Dane z zestawu sondażowego A nie mogą być znane powszechnie, bo to niosłoby niepożądane skutki. Zestaw B natomiast odgrywa w pierwszym rzędzie rolę "perswazyjną" (copyright by prof. Środzina) i apeluje do tzw. wyborców niezdecydowanych.
Trend rzeczywisty można dostrzec w wypowiedziach światłej czołówki establishmentu partyjnego, ale jest i prostszy sposób, ciekawe, czy go Pani po chwili zastanowienia potwierdzi: Różnicę między partią polską a antypolską rzeczony instytut rozbija na 2, jednemu dodając, drugiemu ujmując, i tak jedno jest zawyżone, a drugie - zaniżone o...? Na moje oko w czasach względnego spokoju - ok. 10%, wraz z postępem walki różnica generalnie rośnie - do 15%. I tyle, ile uznają za słuszne specjaliści od śpiewu i mas.
Przy bredzisławnym referendum nie było na co rozbijać i oto mieliśmy różnicę 25% w jednym: ca 32% prognozowane, ca. 7% poszło.

I tak, kiedy piszą o relacji 34% : 30%, to należy sobie co najmniej o 10% skorygować wartości po każdej stronie i zbliżymy się do prawdopodobnych prognoz z zestawu A ;-)) I do rzeczywistości.

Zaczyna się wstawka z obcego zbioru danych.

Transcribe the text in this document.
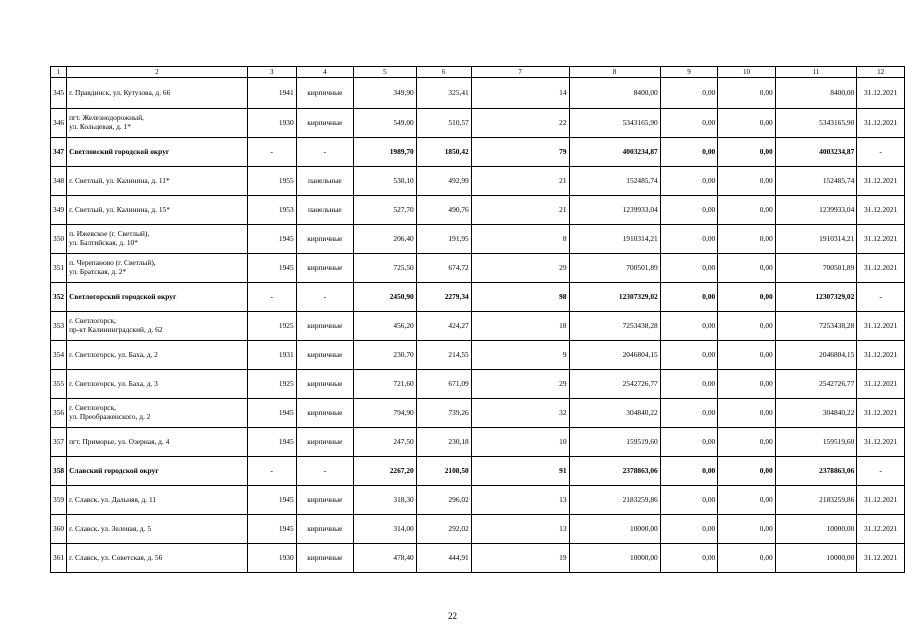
1	2	3	4	5	6	7	8	9	10	11	12
345	г. Правдинск, ул. Кутузова, д. 66	1941	кирпичные	349,90	325,41	14	8400,00	0,00	0,00	8400,00	31.12.2021
346	пгт. Железнодорожный,
ул. Кольцевая, д. 1*	1930	кирпичные	549,00	510,57	22	5343165,90	0,00	0,00	5343165,90	31.12.2021
347	Светловский городской округ	-	-	1989,70	1850,42	79	4003234,87	0,00	0,00	4003234,87	-
348	г. Светлый, ул. Калинина, д. 11*	1955	панельные	530,10	492,99	21	152485,74	0,00	0,00	152485,74	31.12.2021
349	г. Светлый, ул. Калинина, д. 15*	1953	панельные	527,70	490,76	21	1239933,04	0,00	0,00	1239933,04	31.12.2021
350	п. Ижевское (г. Светлый),
ул. Балтийская, д. 10*	1945	кирпичные	206,40	191,95	8	1910314,21	0,00	0,00	1910314,21	31.12.2021
351	п. Черепаново (г. Светлый),
ул. Братская, д. 2*	1945	кирпичные	725,50	674,72	29	700501,89	0,00	0,00	700501,89	31.12.2021
352	Светлогорский городской округ	-	-	2450,90	2279,34	98	12307329,02	0,00	0,00	12307329,02	-
353	г. Светлогорск,
пр-кт Калининградский, д. 62	1925	кирпичные	456,20	424,27	18	7253438,28	0,00	0,00	7253438,28	31.12.2021
354	г. Светлогорск, ул. Баха, д. 2	1931	кирпичные	230,70	214,55	9	2046804,15	0,00	0,00	2046804,15	31.12.2021
355	г. Светлогорск, ул. Баха, д. 3	1925	кирпичные	721,60	671,09	29	2542726,77	0,00	0,00	2542726,77	31.12.2021
356	г. Светлогорск,
ул. Преображенского, д. 2	1945	кирпичные	794,90	739,26	32	304840,22	0,00	0,00	304840,22	31.12.2021
357	пгт. Приморье, ул. Озерная, д. 4	1945	кирпичные	247,50	230,18	10	159519,60	0,00	0,00	159519,60	31.12.2021
358	Славский городской округ	-	-	2267,20	2108,50	91	2378863,06	0,00	0,00	2378863,06	-
359	г. Славск, ул. Дальняя, д. 11	1945	кирпичные	318,30	296,02	13	2183259,86	0,00	0,00	2183259,86	31.12.2021
360	г. Славск, ул. Зеленая, д. 5	1945	кирпичные	314,00	292,02	13	10000,00	0,00	0,00	10000,00	31.12.2021
361	г. Славск, ул. Советская, д. 56	1930	кирпичные	478,40	444,91	19	10000,00	0,00	0,00	10000,00	31.12.2021
22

A wraz z rozwojem sytuacji, zmieniać się będzie także wskaźnik odstępstwa: w górę i tylko w górę.
PO co? Aby jednym dodać otuchy (tym we własnych szeregach, czyli twardym elektoracie, boć słabi duchem), a drugim perswazyjnie wskazać zwycięzcę (elektorat mobilny, tzw. niezdecydowani, którzy co do zasady typują totka i chcą obstawić wygrywającego).

Pozdrawiam

Obrazek użytkownika NASZ_HENRY

26-09-2015 [11:52] - NASZ_HENRY | Link:

Sondaże służą do manipulowania a nie do informowania ;-)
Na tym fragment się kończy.